Amicus fits comfortably into a bigger, counterintuitive trend in digital politics. In a recent post-campaign debrief, Obama campaign manager Jim Messina argued that "what campaigns are evolving into, actually, in many ways is a return to the past." Much of the advanced tech the campaign deployed, said Messina, succeeded in making the experience of door-to-door campaigning less tedious and more efficient. The ambition of a surprising amount of political technologies is to move away from the cacophony of political TV ads and tweets and Facebook wall posts -- and back to actual conversations between actual humans. Amicus connects users via social media but discourages its use in practice; political tweets and posts, says Bannon, come across as too "spammy."

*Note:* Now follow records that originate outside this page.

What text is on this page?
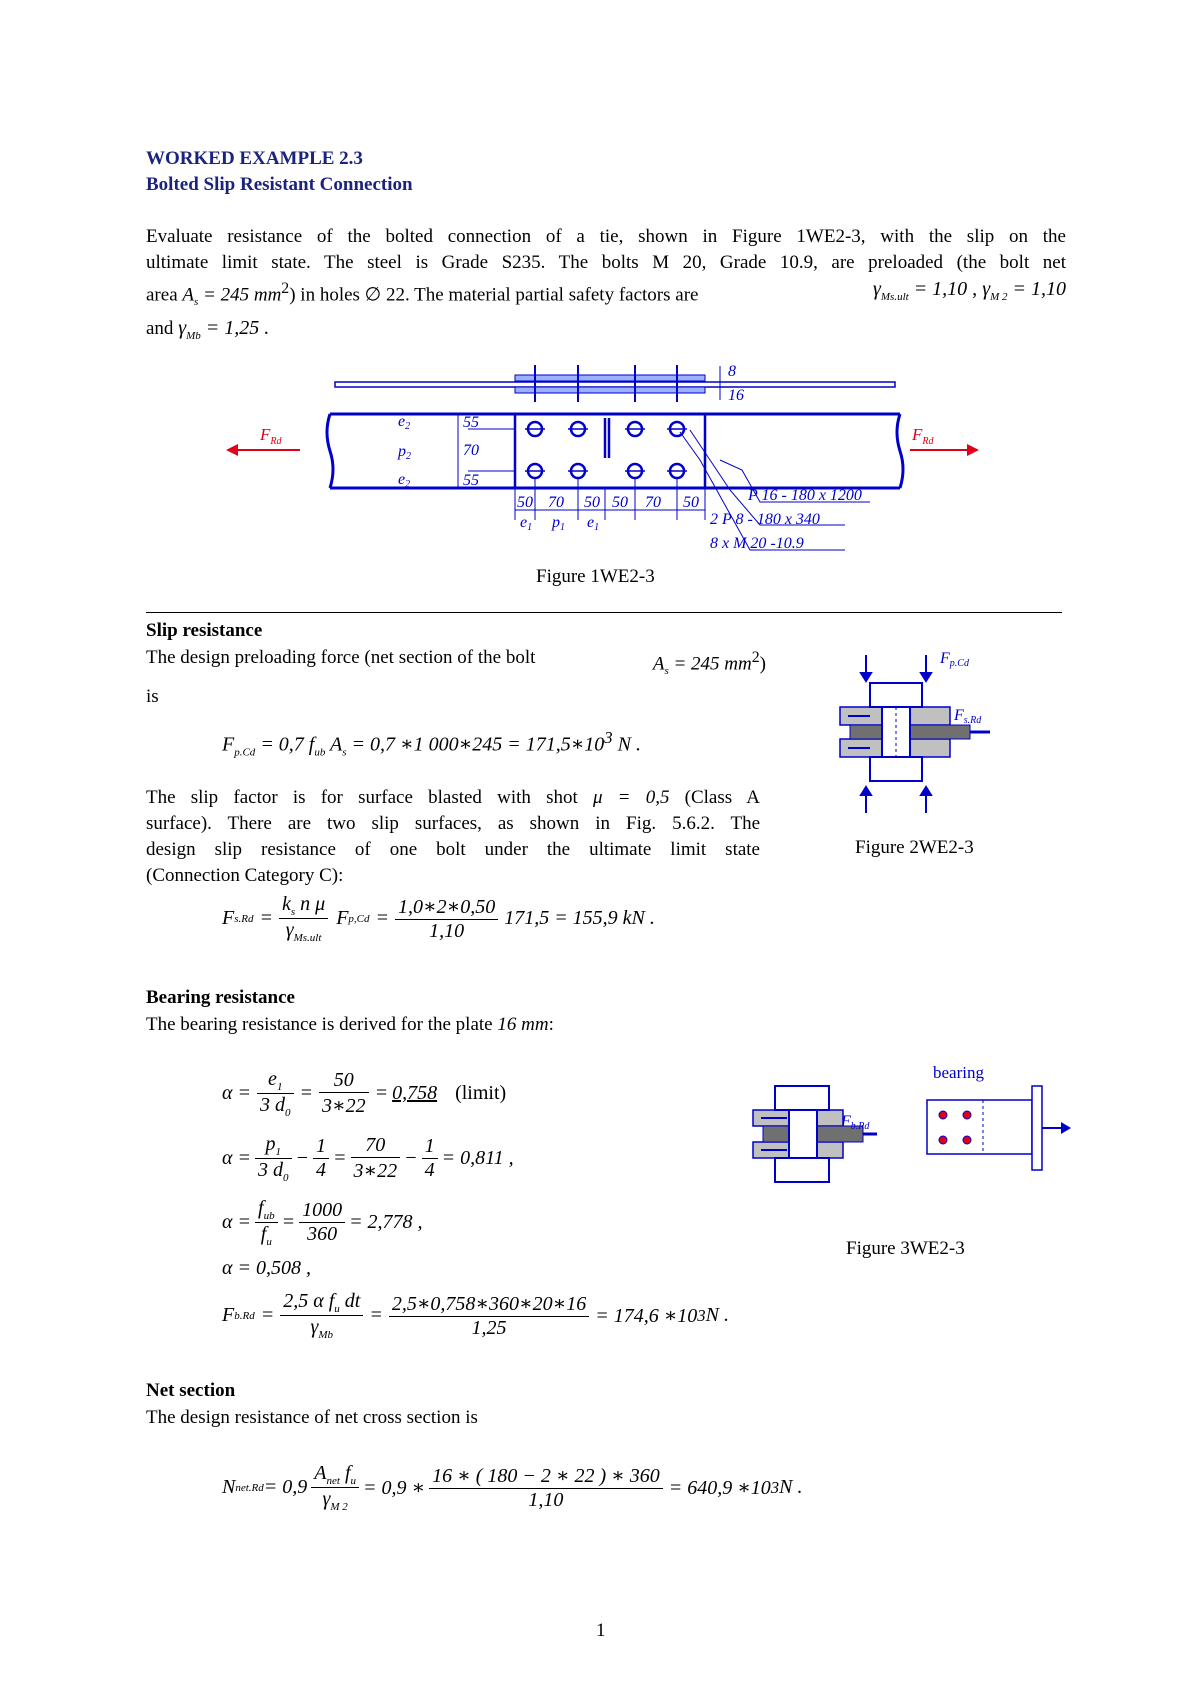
WORKED EXAMPLE 2.3
Bolted Slip Resistant Connection
Evaluate resistance of the bolted connection of a tie, shown in Figure 1WE2-3, with the slip on the
ultimate limit state. The steel is Grade S235. The bolts M 20, Grade 10.9, are preloaded (the bolt net
area $A_s = 245$ $mm^2$) in holes ∅ 22. The material partial safety factors are	$\gamma_{Ms.ult} = 1,10$ , $\gamma_{M 2} = 1,10$
and $\gamma_{Mb} = 1,25$ .
8
16
e2
p2
e2
55
70
55
50 70 50 50 70 50
e1 p1 e1
P 16 - 180 x 1200
2 P 8 - 180 x 340
8 x M 20 -10.9
$F_{Rd}$	$F_{Rd}$
Figure 1WE2-3
Slip resistance
The design preloading force (net section of the bolt	$A_s = 245$ $mm^2$)
is
$F_{p.Cd} = 0,7$ $f_{ub}$ $A_s = 0,7$ ∗1 000∗245 = $171,5∗10^3$ N .
The slip factor is for surface blasted with shot μ = 0,5 (Class A
surface). There are two slip surfaces, as shown in Fig. 5.6.2. The
design slip resistance of one bolt under the ultimate limit state
(Connection Category C):
F $s.Rd = \frac{k_s n \mu}{\gamma_{Ms.ult}}$ F $p,Cd = \frac{1,0∗2∗0,50}{1,10} 171,5 = 155,9$ kN .
Fp.Cd
Fs.Rd
Figure 2WE2-3
Bearing resistance
The bearing resistance is derived for the plate 16 mm:
$\alpha = \frac{e_1}{3 d_0} = \frac{50}{3∗22} = 0,758$ (limit)
$\alpha = \frac{p_1}{3 d_0} - \frac{1}{4} = \frac{70}{3∗22} - \frac{1}{4} = 0,811$ ,
$\alpha = \frac{f_{ub}}{f_u} = \frac{1000}{360} = 2,778$ ,
α = 0,508 ,
F $b.Rd = \frac{2,5 \alpha f_u dt}{\gamma_{Mb}} = \frac{2,5∗0,758∗360∗20∗16}{1,25} = 174,6$ ∗10 3 N .
Fb.Rd
bearing
Figure 3WE2-3
Net section
The design resistance of net cross section is
N $net.Rd = 0,9 \frac{A_{net} f_u}{\gamma_{M 2}} = 0,9$ ∗ $\frac{16 ∗ ( 180 - 2 ∗ 22 ) ∗ 360}{1,10} = 640,9$ ∗10 3 N .
1
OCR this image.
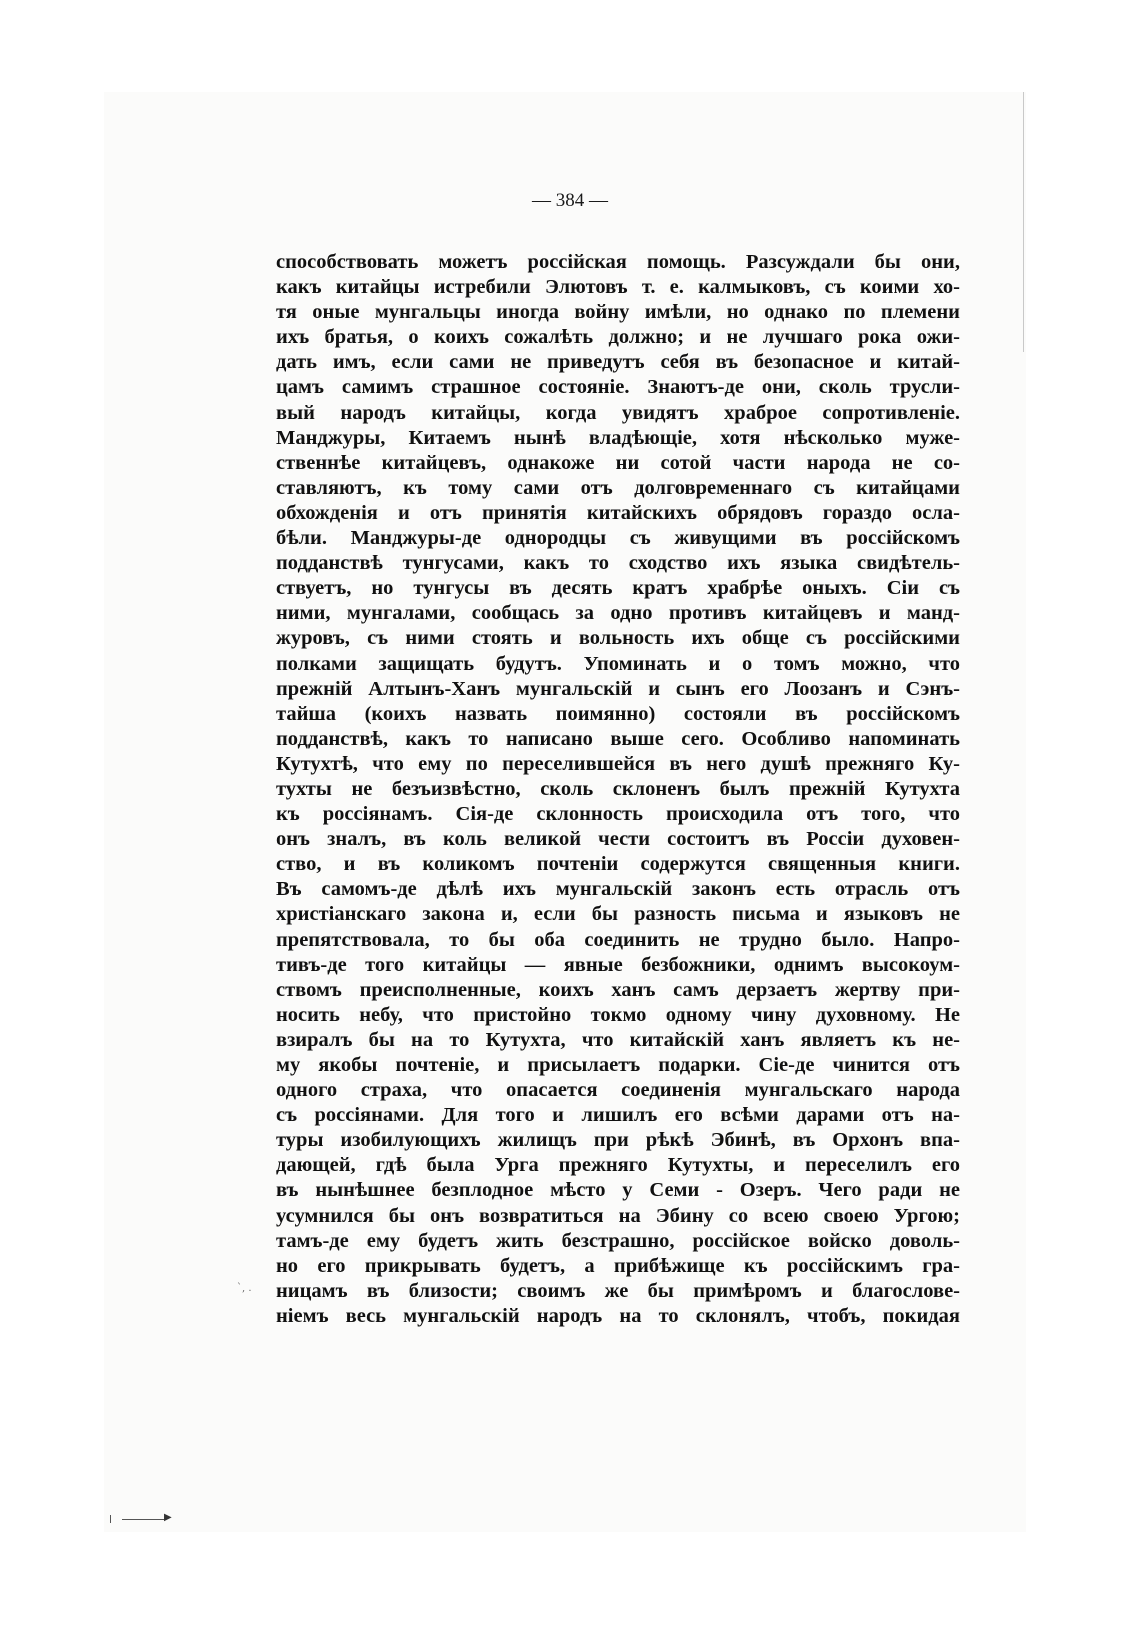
— 384 —
способствовать можетъ россійская помощь. Разсуждали бы они,
какъ китайцы истребили Элютовъ т. е. калмыковъ, съ коими хо-
тя оные мунгальцы иногда войну имѣли, но однако по племени
ихъ братья, о коихъ сожалѣть должно; и не лучшаго рока ожи-
дать имъ, если сами не приведутъ себя въ безопасное и китай-
цамъ самимъ страшное состояніе. Знаютъ-де они, сколь трусли-
вый народъ китайцы, когда увидятъ храброе сопротивленіе.
Манджуры, Китаемъ нынѣ владѣющіе, хотя нѣсколько муже-
ственнѣе китайцевъ, однакоже ни сотой части народа не со-
ставляютъ, къ тому сами отъ долговременнаго съ китайцами
обхожденія и отъ принятія китайскихъ обрядовъ гораздо осла-
бѣли. Манджуры-де однородцы съ живущими въ россійскомъ
подданствѣ тунгусами, какъ то сходство ихъ языка свидѣтель-
ствуетъ, но тунгусы въ десять кратъ храбрѣе оныхъ. Сіи съ
ними, мунгалами, сообщась за одно противъ китайцевъ и манд-
журовъ, съ ними стоять и вольность ихъ обще съ россійскими
полками защищать будутъ. Упоминать и о томъ можно, что
прежній Алтынъ-Ханъ мунгальскій и сынъ его Лоозанъ и Сэнъ-
тайша (коихъ назвать поимянно) состояли въ россійскомъ
подданствѣ, какъ то написано выше сего. Особливо напоминать
Кутухтѣ, что ему по переселившейся въ него душѣ прежняго Ку-
тухты не безъизвѣстно, сколь склоненъ былъ прежній Кутухта
къ россіянамъ. Сія-де склонность происходила отъ того, что
онъ зналъ, въ коль великой чести состоитъ въ Россіи духовен-
ство, и въ коликомъ почтеніи содержутся священныя книги.
Въ самомъ-де дѣлѣ ихъ мунгальскій законъ есть отрасль отъ
христіанскаго закона и, если бы разность письма и языковъ не
препятствовала, то бы оба соединить не трудно было. Напро-
тивъ-де того китайцы — явные безбожники, однимъ высокоум-
ствомъ преисполненные, коихъ ханъ самъ дерзаетъ жертву при-
носить небу, что пристойно токмо одному чину духовному. Не
взиралъ бы на то Кутухта, что китайскій ханъ являетъ къ не-
му якобы почтеніе, и присылаетъ подарки. Сіе-де чинится отъ
одного страха, что опасается соединенія мунгальскаго народа
съ россіянами. Для того и лишилъ его всѣми дарами отъ на-
туры изобилующихъ жилищъ при рѣкѣ Эбинѣ, въ Орхонъ впа-
дающей, гдѣ была Урга прежняго Кутухты, и переселилъ его
въ нынѣшнее безплодное мѣсто у Семи - Озеръ. Чего ради не
усумнился бы онъ возвратиться на Эбину со всею своею Ургою;
тамъ-де ему будетъ жить безстрашно, россійское войско доволь-
но его прикрывать будетъ, а прибѣжище къ россійскимъ гра-
ницамъ въ близости; своимъ же бы примѣромъ и благослове-
ніемъ весь мунгальскій народъ на то склонялъ, чтобъ, покидая
`, .
▶
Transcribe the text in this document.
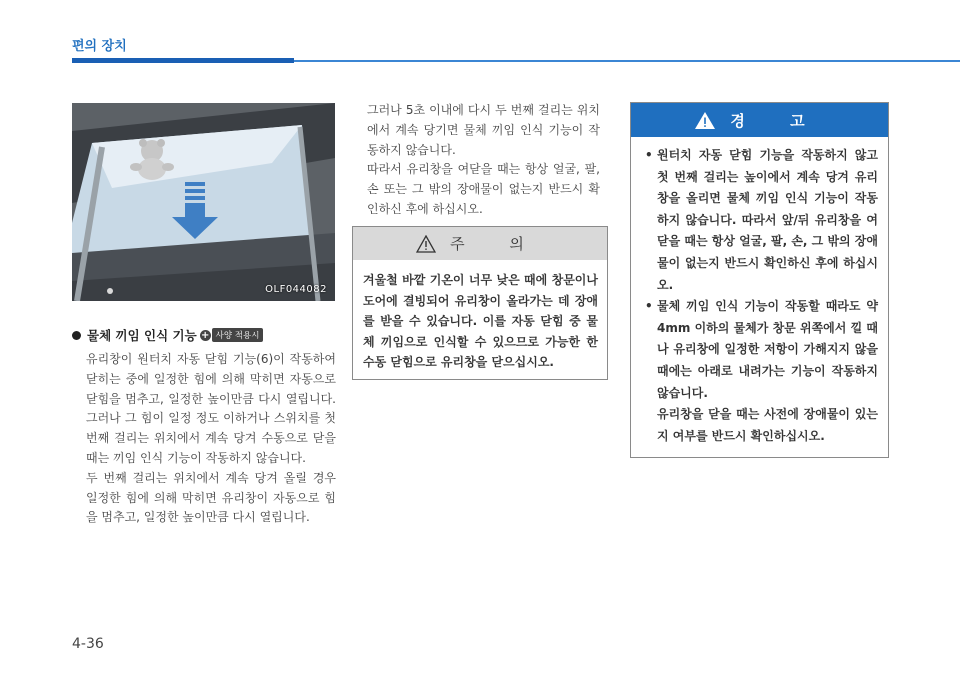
편의 장치
OLF044082
물체 끼임 인식 기능 + 사양 적용시
유리창이 원터치 자동 닫힘 기능(6)이 작동하여 닫히는 중에 일정한 힘에 의해 막히면 자동으로 닫힘을 멈추고, 일정한 높이만큼 다시 열립니다. 그러나 그 힘이 일정 정도 이하거나 스위치를 첫 번째 걸리는 위치에서 계속 당겨 수동으로 닫을 때는 끼임 인식 기능이 작동하지 않습니다.
두 번째 걸리는 위치에서 계속 당겨 올릴 경우 일정한 힘에 의해 막히면 유리창이 자동으로 힘을 멈추고, 일정한 높이만큼 다시 열립니다.
그러나 5초 이내에 다시 두 번째 걸리는 위치에서 계속 당기면 물체 끼임 인식 기능이 작동하지 않습니다.
따라서 유리창을 여닫을 때는 항상 얼굴, 팔, 손 또는 그 밖의 장애물이 없는지 반드시 확인하신 후에 하십시오.
주 의
겨울철 바깥 기온이 너무 낮은 때에 창문이나 도어에 결빙되어 유리창이 올라가는 데 장애를 받을 수 있습니다. 이를 자동 닫힘 중 물체 끼임으로 인식할 수 있으므로 가능한 한 수동 닫힘으로 유리창을 닫으십시오.
경 고
• 원터치 자동 닫힘 기능을 작동하지 않고 첫 번째 걸리는 높이에서 계속 당겨 유리창을 올리면 물체 끼임 인식 기능이 작동하지 않습니다. 따라서 앞/뒤 유리창을 여닫을 때는 항상 얼굴, 팔, 손, 그 밖의 장애물이 없는지 반드시 확인하신 후에 하십시오.
• 물체 끼임 인식 기능이 작동할 때라도 약 4mm 이하의 물체가 창문 위쪽에서 낄 때나 유리창에 일정한 저항이 가해지지 않을 때에는 아래로 내려가는 기능이 작동하지 않습니다.
유리창을 닫을 때는 사전에 장애물이 있는지 여부를 반드시 확인하십시오.
4-36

Of course, this is a new kind of conversation where you have far more knowledge about your neighbor at your fingertips than you did before. Is that creepy? Is it too creepy? Logging onto Amicus and seeing even just your own name in the voter file can be unsettling. Public information is one thing, but this is public public, combined with all that social-media data that wasn't meant to mean anything. Bannon admits there is often a "whoa" moment. You pick up the phone, dial the number on the voter file, and say, "Hey, you went to college with my step-brother, and we hung out that one time at the Brickskeller your junior year. How do you feel about marriage equality?" In some ways, Amicus engineers around it, pretending to know less than it does by, for example, hiding street numbers. But organizers say they're riding a technological wave where people seem to get over their squeamishness if they judge that they're trading privacy for the chance to make a stronger social connection.